交通渋滞緩和から環境対策へ、新たなフェーズに突入
通勤者向けのKパーク、および観光客向けのパーク&ライドは、市街地の交通渋滞緩和を目的とした交通政策の1つとして行われている。そのほかの交通渋滞対策としては、金沢市を取り巻く外環状道路の整備も進められており、南部から東部を通過して北部に至るルートが2006年(平成18年)4月に全線開通した。それによって市街地を通過するクルマが減少し、市内の交通渋滞はかなり緩和されたという。なお、Kパーク指定駐車場はこの外環状道路の内側に位置する。
同じ昨年4月には「駐車場適正配置条例」が施行された。この条例は、自家用車専用駐車場や4台以下の小型駐車場以外の駐車場を新設・変更する場合は、金沢市への届出を必要とし、交通渋滞緩和や歩行者の安全確保といった観点から不適合と判断される場合は、「助言」または「指導を行う」という内容のものである。

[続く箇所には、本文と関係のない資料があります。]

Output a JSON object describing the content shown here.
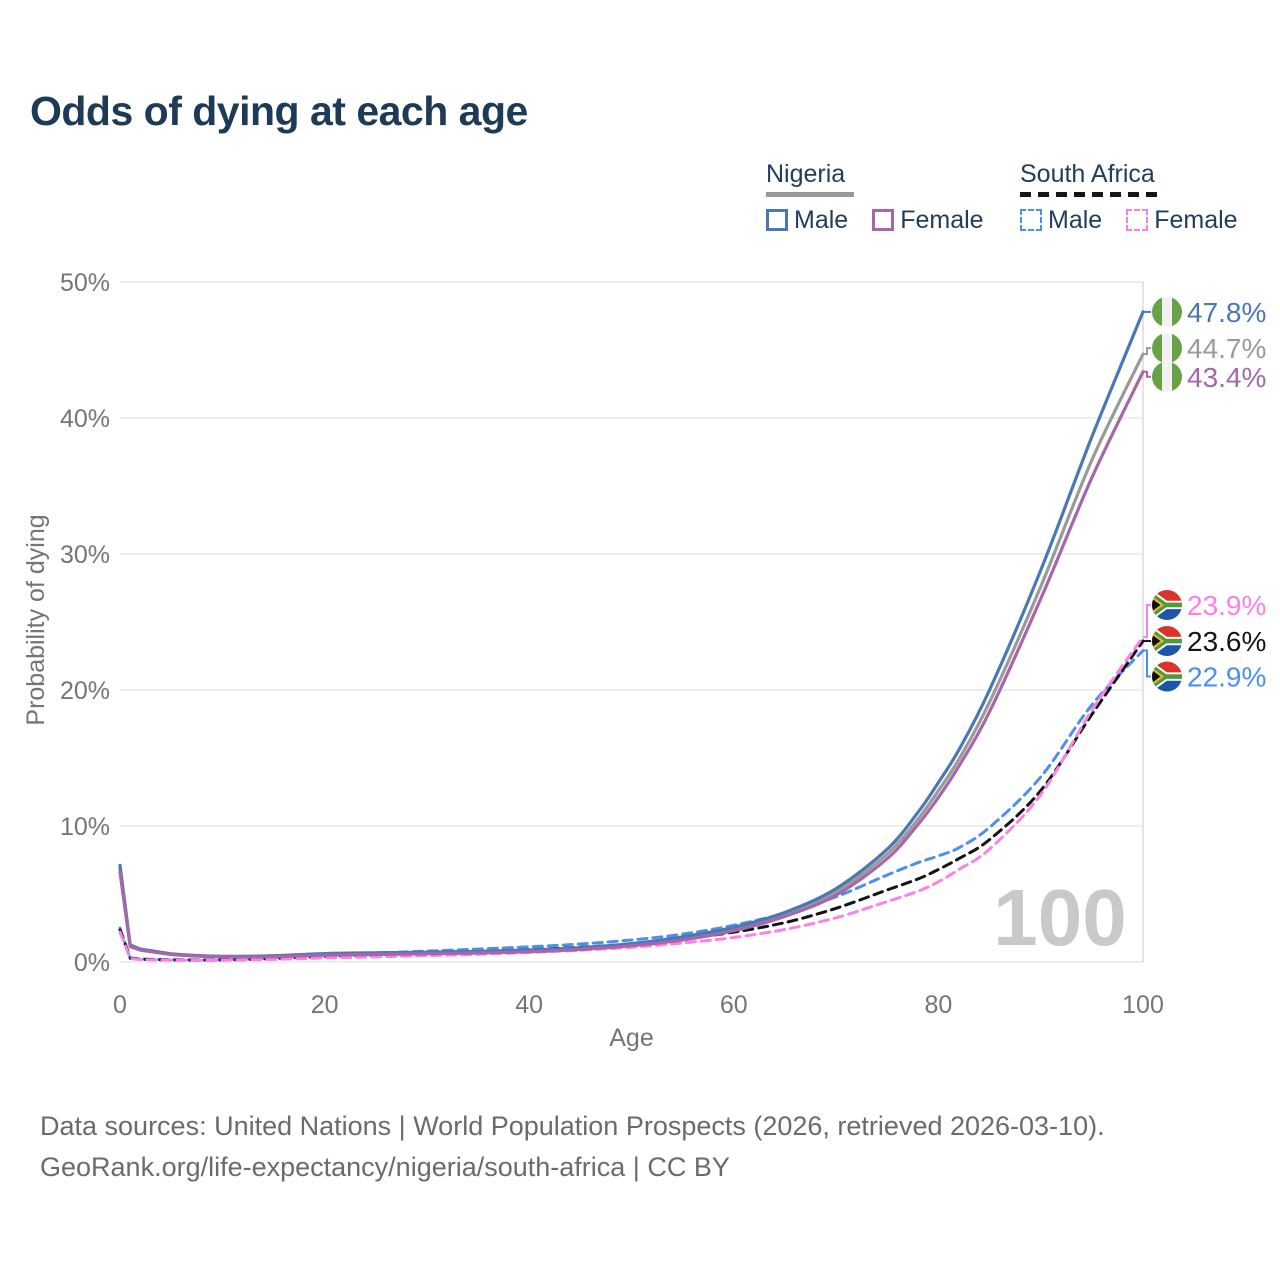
{
  "title": "Odds of dying at each age",
  "legend": {
    "groups": [
      {
        "country": "Nigeria",
        "line_style": "solid",
        "underline_color": "#999999",
        "items": [
          {
            "label": "Male",
            "color": "#4a78b5"
          },
          {
            "label": "Female",
            "color": "#a766a9"
          }
        ]
      },
      {
        "country": "South Africa",
        "line_style": "dashed",
        "underline_color": "#161616",
        "items": [
          {
            "label": "Male",
            "color": "#4b90f0"
          },
          {
            "label": "Female",
            "color": "#fb80e8"
          }
        ]
      }
    ]
  },
  "chart_data": {
    "type": "line",
    "title": "Odds of dying at each age",
    "xlabel": "Age",
    "ylabel": "Probability of dying",
    "xlim": [
      0,
      100
    ],
    "ylim": [
      0,
      50
    ],
    "x_ticks": [
      0,
      20,
      40,
      60,
      80,
      100
    ],
    "y_grid": [
      0,
      10,
      20,
      30,
      40,
      50
    ],
    "y_ticks": [
      "0%",
      "10%",
      "20%",
      "30%",
      "40%",
      "50%"
    ],
    "grid": "horizontal",
    "legend_position": "top-right",
    "hover_age_watermark": "100",
    "watermark_color": "#c9c9c9",
    "x": [
      0,
      1,
      2,
      5,
      10,
      15,
      20,
      25,
      30,
      35,
      40,
      45,
      50,
      55,
      60,
      65,
      70,
      75,
      78,
      80,
      82,
      85,
      90,
      95,
      100
    ],
    "series": [
      {
        "id": "south-africa-male",
        "name": "South Africa Male",
        "color": "#4b90f0",
        "dash": "dashed",
        "flag": "south-africa",
        "end_label": "22.9%",
        "label_dy": 26,
        "values": [
          2.5,
          0.3,
          0.22,
          0.17,
          0.17,
          0.3,
          0.52,
          0.66,
          0.8,
          0.95,
          1.12,
          1.32,
          1.62,
          2.05,
          2.7,
          3.6,
          4.8,
          6.4,
          7.3,
          7.8,
          8.4,
          9.9,
          13.6,
          18.9,
          22.9
        ]
      },
      {
        "id": "south-africa-combined",
        "name": "South Africa (both sexes)",
        "color": "#141414",
        "dash": "dashed",
        "flag": "south-africa",
        "end_label": "23.6%",
        "label_dy": 0,
        "values": [
          2.35,
          0.28,
          0.2,
          0.15,
          0.15,
          0.25,
          0.42,
          0.53,
          0.63,
          0.75,
          0.9,
          1.08,
          1.33,
          1.7,
          2.2,
          2.9,
          3.95,
          5.3,
          6.1,
          6.8,
          7.6,
          9.0,
          12.6,
          18.2,
          23.6
        ]
      },
      {
        "id": "south-africa-female",
        "name": "South Africa Female",
        "color": "#fb80e8",
        "dash": "dashed",
        "flag": "south-africa",
        "end_label": "23.9%",
        "label_dy": -32,
        "values": [
          2.2,
          0.26,
          0.18,
          0.13,
          0.13,
          0.19,
          0.3,
          0.38,
          0.47,
          0.57,
          0.7,
          0.87,
          1.08,
          1.4,
          1.8,
          2.4,
          3.25,
          4.45,
          5.2,
          5.9,
          6.8,
          8.3,
          12.3,
          18.5,
          23.9
        ]
      },
      {
        "id": "nigeria-combined",
        "name": "Nigeria (both sexes)",
        "color": "#9a9a9a",
        "dash": "solid",
        "flag": "nigeria",
        "end_label": "44.7%",
        "label_dy": -6,
        "values": [
          6.85,
          1.2,
          0.9,
          0.57,
          0.4,
          0.43,
          0.56,
          0.62,
          0.66,
          0.72,
          0.82,
          0.98,
          1.28,
          1.73,
          2.42,
          3.5,
          5.15,
          7.95,
          10.5,
          12.6,
          14.9,
          19.1,
          27.6,
          36.9,
          44.7
        ]
      },
      {
        "id": "nigeria-male",
        "name": "Nigeria Male",
        "color": "#4a78b5",
        "dash": "solid",
        "flag": "nigeria",
        "end_label": "47.8%",
        "label_dy": 0,
        "values": [
          7.1,
          1.25,
          0.95,
          0.6,
          0.42,
          0.46,
          0.62,
          0.68,
          0.72,
          0.78,
          0.88,
          1.05,
          1.35,
          1.85,
          2.55,
          3.65,
          5.4,
          8.3,
          11.0,
          13.2,
          15.6,
          20.0,
          28.8,
          38.6,
          47.8
        ]
      },
      {
        "id": "nigeria-female",
        "name": "Nigeria Female",
        "color": "#a766a9",
        "dash": "solid",
        "flag": "nigeria",
        "end_label": "43.4%",
        "label_dy": 5,
        "values": [
          6.6,
          1.15,
          0.87,
          0.55,
          0.38,
          0.4,
          0.5,
          0.56,
          0.6,
          0.66,
          0.76,
          0.92,
          1.2,
          1.62,
          2.3,
          3.35,
          4.92,
          7.6,
          10.1,
          12.1,
          14.4,
          18.4,
          26.7,
          35.6,
          43.4
        ]
      }
    ]
  },
  "footer": {
    "line1": "Data sources: United Nations | World Population Prospects (2026, retrieved 2026-03-10).",
    "line2": "GeoRank.org/life-expectancy/nigeria/south-africa | CC BY"
  },
  "colors": {
    "title": "#1d3a57",
    "axis_text": "#757575",
    "gridline": "#e8e8e8",
    "footer_text": "#6b6b6b"
  }
}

また、条例ではパーク&ライドを公共交通の利用を促す施策として位置づけており、2006年(平成18年)10月には「パーク・アンド・ライド駐車場配置基本指針」が定められている。
なぜ、こうした条例が施行されたのかというと、それにはクルマの利用者と駐車場の比較的複雑な関係が背景にある。具体的に説明すると──金沢市の中心部には兼六園のそばに大型駐車場があるほか、地下駐車場の整備なども進められているが、実は市内における駐車場そのものは決して多くない。

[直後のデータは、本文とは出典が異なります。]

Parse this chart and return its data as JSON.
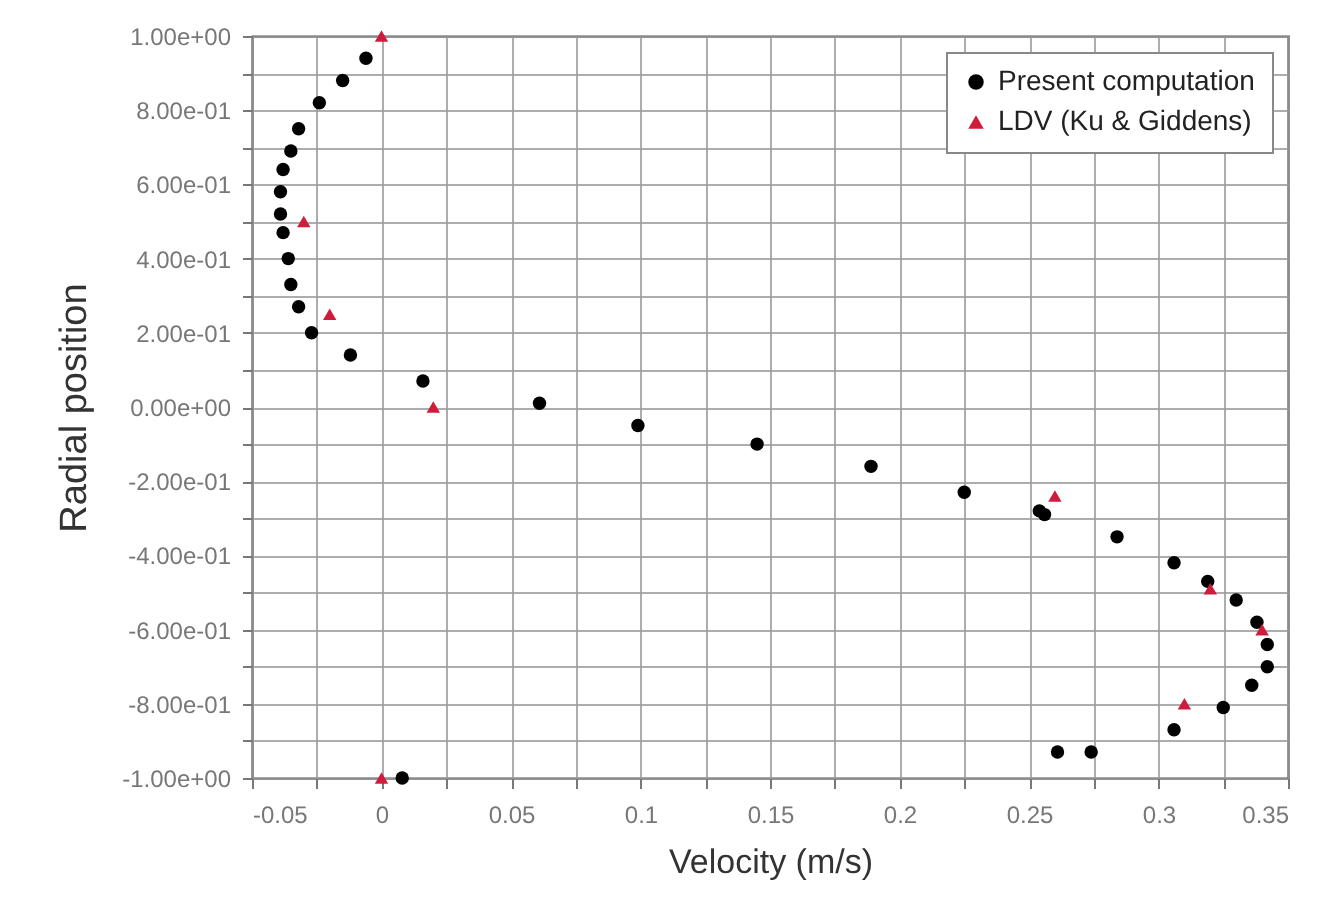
{
  "chart_data": {
    "type": "scatter",
    "xlabel": "Velocity (m/s)",
    "ylabel": "Radial position",
    "xlim": [
      -0.05,
      0.35
    ],
    "xticks": [
      -0.05,
      {
        "value": -0.025,
        "label": null
      },
      0,
      {
        "value": 0.025,
        "label": null
      },
      0.05,
      {
        "value": 0.075,
        "label": null
      },
      0.1,
      {
        "value": 0.125,
        "label": null
      },
      0.15,
      {
        "value": 0.175,
        "label": null
      },
      0.2,
      {
        "value": 0.225,
        "label": null
      },
      0.25,
      {
        "value": 0.275,
        "label": null
      },
      0.3,
      {
        "value": 0.325,
        "label": null
      },
      0.35
    ],
    "ylim": [
      -1,
      1
    ],
    "yticks": [
      {
        "value": -1,
        "label": "-1.00e+00"
      },
      {
        "value": -0.9,
        "label": null
      },
      {
        "value": -0.8,
        "label": "-8.00e-01"
      },
      {
        "value": -0.7,
        "label": null
      },
      {
        "value": -0.6,
        "label": "-6.00e-01"
      },
      {
        "value": -0.5,
        "label": null
      },
      {
        "value": -0.4,
        "label": "-4.00e-01"
      },
      {
        "value": -0.3,
        "label": null
      },
      {
        "value": -0.2,
        "label": "-2.00e-01"
      },
      {
        "value": -0.1,
        "label": null
      },
      {
        "value": 0,
        "label": "0.00e+00"
      },
      {
        "value": 0.1,
        "label": null
      },
      {
        "value": 0.2,
        "label": "2.00e-01"
      },
      {
        "value": 0.3,
        "label": null
      },
      {
        "value": 0.4,
        "label": "4.00e-01"
      },
      {
        "value": 0.5,
        "label": null
      },
      {
        "value": 0.6,
        "label": "6.00e-01"
      },
      {
        "value": 0.7,
        "label": null
      },
      {
        "value": 0.8,
        "label": "8.00e-01"
      },
      {
        "value": 0.9,
        "label": null
      },
      {
        "value": 1,
        "label": "1.00e+00"
      }
    ],
    "grid": true,
    "legend": "top right",
    "series": [
      {
        "name": "Present computation",
        "color": "#000000",
        "marker": "circle",
        "x": [
          -0.006,
          -0.015,
          -0.024,
          -0.032,
          -0.035,
          -0.038,
          -0.039,
          -0.039,
          -0.038,
          -0.036,
          -0.035,
          -0.032,
          -0.027,
          -0.012,
          0.016,
          0.061,
          0.099,
          0.145,
          0.189,
          0.225,
          0.254,
          0.256,
          0.284,
          0.306,
          0.319,
          0.33,
          0.338,
          0.342,
          0.342,
          0.336,
          0.325,
          0.306,
          0.274,
          0.261,
          0.008
        ],
        "values": [
          0.94,
          0.88,
          0.82,
          0.75,
          0.69,
          0.64,
          0.58,
          0.52,
          0.47,
          0.4,
          0.33,
          0.27,
          0.2,
          0.14,
          0.07,
          0.01,
          -0.05,
          -0.1,
          -0.16,
          -0.23,
          -0.28,
          -0.29,
          -0.35,
          -0.42,
          -0.47,
          -0.52,
          -0.58,
          -0.64,
          -0.7,
          -0.75,
          -0.81,
          -0.87,
          -0.93,
          -0.93,
          -1.0
        ]
      },
      {
        "name": "LDV (Ku & Giddens)",
        "color": "#d01c3c",
        "marker": "triangle",
        "x": [
          0,
          -0.03,
          -0.02,
          0.02,
          0,
          0.26,
          0.32,
          0.34,
          0.31
        ],
        "values": [
          1.0,
          0.5,
          0.25,
          0.0,
          -1.0,
          -0.24,
          -0.49,
          -0.6,
          -0.8
        ]
      }
    ]
  }
}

「駐車場が少ないから、いわゆる駐車場待ちのクルマが路上に停車していることで交通渋滞が引き起こされるのか、それとも駐車場が豊富だから郊外などからのクルマの流入量が増えて結果的に交通渋滞になってしまうのか、ここは議論の分かれるところです。市でも何度も議論が交わされてきましたが、現在は『駐車場を増設しない』というスタンスで、クルマの過度な流入を抑制する方向で動いています」(浅川氏)という訳だ。

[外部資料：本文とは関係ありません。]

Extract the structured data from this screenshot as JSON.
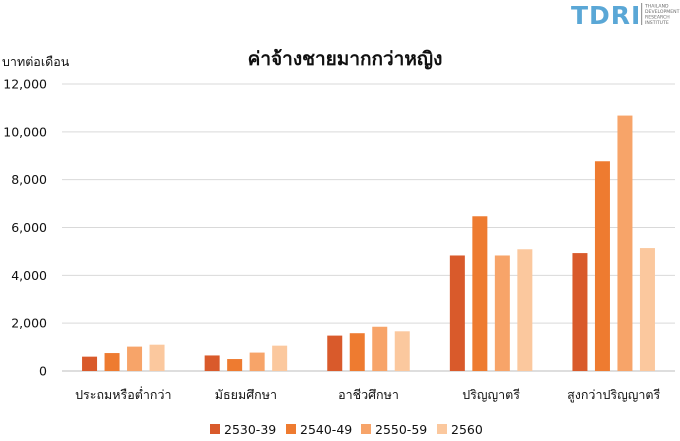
{
  "logo": {
    "text": "TDRI",
    "subtitle_lines": [
      "THAILAND",
      "DEVELOPMENT",
      "RESEARCH",
      "INSTITUTE"
    ],
    "color": "#5AA7D6"
  },
  "chart_data": {
    "type": "bar",
    "title": "ค่าจ้างชายมากกว่าหญิง",
    "ylabel": "บาทต่อเดือน",
    "xlabel": "",
    "ylim": [
      0,
      12000
    ],
    "yticks": [
      0,
      2000,
      4000,
      6000,
      8000,
      10000,
      12000
    ],
    "ytick_labels": [
      "0",
      "2,000",
      "4,000",
      "6,000",
      "8,000",
      "10,000",
      "12,000"
    ],
    "grid": "horizontal",
    "legend_position": "bottom",
    "categories": [
      "ประถมหรือต่ำกว่า",
      "มัธยมศึกษา",
      "อาชีวศึกษา",
      "ปริญญาตรี",
      "สูงกว่าปริญญาตรี"
    ],
    "series": [
      {
        "name": "2530-39",
        "color": "#D95A2B",
        "values": [
          600,
          650,
          1480,
          4830,
          4930
        ]
      },
      {
        "name": "2540-49",
        "color": "#EE7B30",
        "values": [
          750,
          500,
          1580,
          6470,
          8770
        ]
      },
      {
        "name": "2550-59",
        "color": "#F7A469",
        "values": [
          1020,
          770,
          1850,
          4830,
          10680
        ]
      },
      {
        "name": "2560",
        "color": "#FBC89E",
        "values": [
          1100,
          1060,
          1660,
          5090,
          5140
        ]
      }
    ]
  }
}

金沢市ではこうした多角的な交通政策を進めたことで、市街地における交通渋滞は確実に解消へと向かっており、その結果、元々パーク&ライドの特徴だった「利用者にとって時間的・金銭的なメリットのある仕組み」ではなくなりつつある。
そこで金沢市ではパーク&ライド利用をさらに促す新たな訴求点を打ち出すことを考えている。その際、今後、大きなポイントになるのはやはり「環境対策」「環境負荷の軽減」だとしている。自家用車(クルマ)から鉄道やバスなどの公共交通へ乗り換えることで、二酸化炭素の排出量を減らすことができるのは間違いないからだ。この点、現在、パーク&ライドを利用している市民の意識はどうなのか。
「ゴールデンウィーク期における利用者アンケートでも、Kパークの利用者アンケートでも『環境に優しいからパーク&ライドを続けてほしい』という意見が出始めていますから、少しずつ環境に対する問題意識は高まっていると思います」と浅川氏は語る。ただ実際のところ、どの程度、市民の環境意識が高まっているのかになると、まだそれほどではないのではという見方だ。
「金沢市の交通戦略でも“環境”が重要項目に掲げられていますから、今後は市民へのPR活動としてどんどん“環境”を謳っていきたいですね」(浅川氏)。